Similar to Incident documentation/20160809-MediaWiki.

Timeline

  • Conversion of VipsScaler extension to extension registration [1] was merged a few days before the .14 branch cut
  • 19:30Z/19:34Z .14 was rolled out to majority of wikis (including Commons, where fault were clearly noticeable)
  • Commons noticed/reported issue [2] at 20:32Z
  • Various IRC reports of thumbnailing issues in the few hours that followed and phab:T142638 was filed 21:09Z
  • Some initial confusion as to where the problem lay, due to imagescaler changes/reinstalls the same day
  • Comments on IRC suggested it started "a few hours ago" pointing at .14 changeover
  • All wikis rolled back to .13 at 23:17Z, purging some thumbnails proved issue was resolved.
  • Image scalers ruled out at this point
  • Group discussion and looking at changelog identified a few Media related changes to core. Nothing seem directly relevant, but change of VipsScaler to extension registration seemed likely candidate
  • eval.php on .14 wiki showed $wgVipsOptions had incorrect WMF config, as it had been merged with the the default config in the extension. This meant Vips was incorrectly being used to create thumbnails for jpeg files
  • Gilles pointed out it was stupid for the extension to have a seemingly broken default config. So was all removed in https://gerrit.wikimedia.org/r/#/c/304137/ cherry picked and deployed, easiest possible fix
  • Thumbnails tested on .14 after cherry picking the fix, most wikis had .14 reinstated at 23:46Z (reverting the earlier revert), and fix was confirmed on commons on various files
  • Aaron tweaked and ran a cleanup script to re-thumbnail images affected during the time window. Which can't work for images that have been manually purged during this timeframe, which we can't easily account for. Users will have to manually purge when they encounter these images.

Casualties

  • Evening SWAT didn't happen.
  • From 19:30Z to 23:17Z jpeg images were wrongly thumbnailed using Vips resulting in horizontal grey lines on them.

Conclusions

  • Default VipsScaler configuration is broken, resulting in grey lines across jpeg. As the fix, because they were wrong, the default configuration was removed from the extension in https://gerrit.wikimedia.org/r/#/c/304140/ and cherry picked to .14
  • Method of unconditionally overwriting extension config, rather than merging config arrays needed for extension registration.
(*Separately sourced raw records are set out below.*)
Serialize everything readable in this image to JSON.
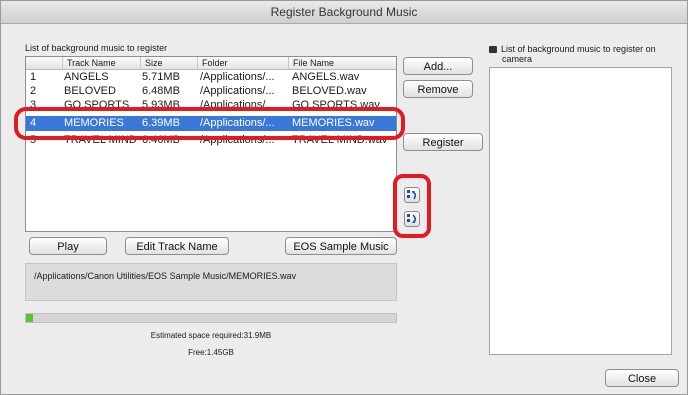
{
  "window": {
    "title": "Register Background Music"
  },
  "left_panel": {
    "label": "List of background music to register"
  },
  "table": {
    "columns": [
      "",
      "Track Name",
      "Size",
      "Folder",
      "File Name"
    ],
    "rows": [
      {
        "num": "1",
        "track": "ANGELS",
        "size": "5.71MB",
        "folder": "/Applications/...",
        "file": "ANGELS.wav"
      },
      {
        "num": "2",
        "track": "BELOVED",
        "size": "6.48MB",
        "folder": "/Applications/...",
        "file": "BELOVED.wav"
      },
      {
        "num": "3",
        "track": "GO SPORTS",
        "size": "5.93MB",
        "folder": "/Applications/...",
        "file": "GO SPORTS.wav"
      },
      {
        "num": "4",
        "track": "MEMORIES",
        "size": "6.39MB",
        "folder": "/Applications/...",
        "file": "MEMORIES.wav"
      },
      {
        "num": "5",
        "track": "TRAVEL MIND",
        "size": "6.46MB",
        "folder": "/Applications/...",
        "file": "TRAVEL MIND.wav"
      }
    ],
    "selected_index": 3
  },
  "buttons": {
    "add": "Add...",
    "remove": "Remove",
    "register": "Register",
    "play": "Play",
    "edit_track_name": "Edit Track Name",
    "eos_sample_music": "EOS Sample Music",
    "close": "Close"
  },
  "icons": {
    "move_up": "move-up-icon",
    "move_down": "move-down-icon",
    "camera": "camera-icon"
  },
  "path_display": "/Applications/Canon Utilities/EOS Sample Music/MEMORIES.wav",
  "progress": {
    "fraction": 0.02,
    "color": "#58c437"
  },
  "space": {
    "estimated": "Estimated space required:31.9MB",
    "free": "Free:1.45GB"
  },
  "right_panel": {
    "label_line1": "List of background music to register on",
    "label_line2": "camera"
  },
  "highlight_color": "#e21a22"
}
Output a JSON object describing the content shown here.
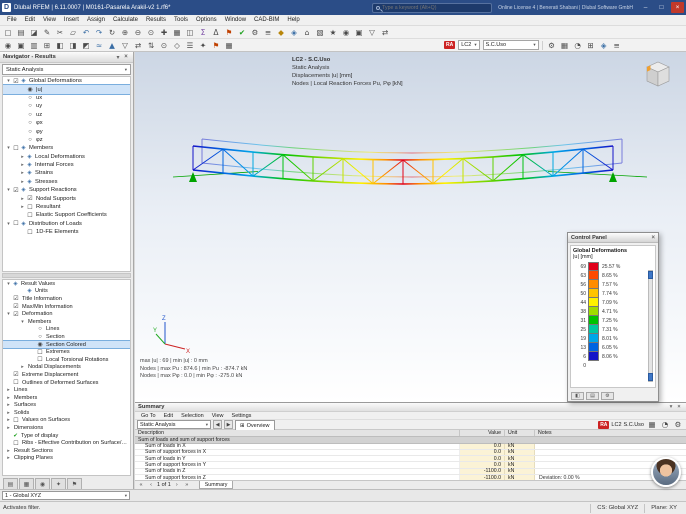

Filed as phab:T142663
  • Minor improvements needed to purgeChangedFiles.php maintenance script to purge old versions too, done in https://gerrit.wikimedia.org/r/#/c/304137/
  • Method of identifying other "changed" thumbnails (not just uploads or new versions) to be purged in case of thumbnailing errors is needed phab:T142638#2542591. No tracking apparently done, at least in MediaWiki. Can this information be obtained from swift?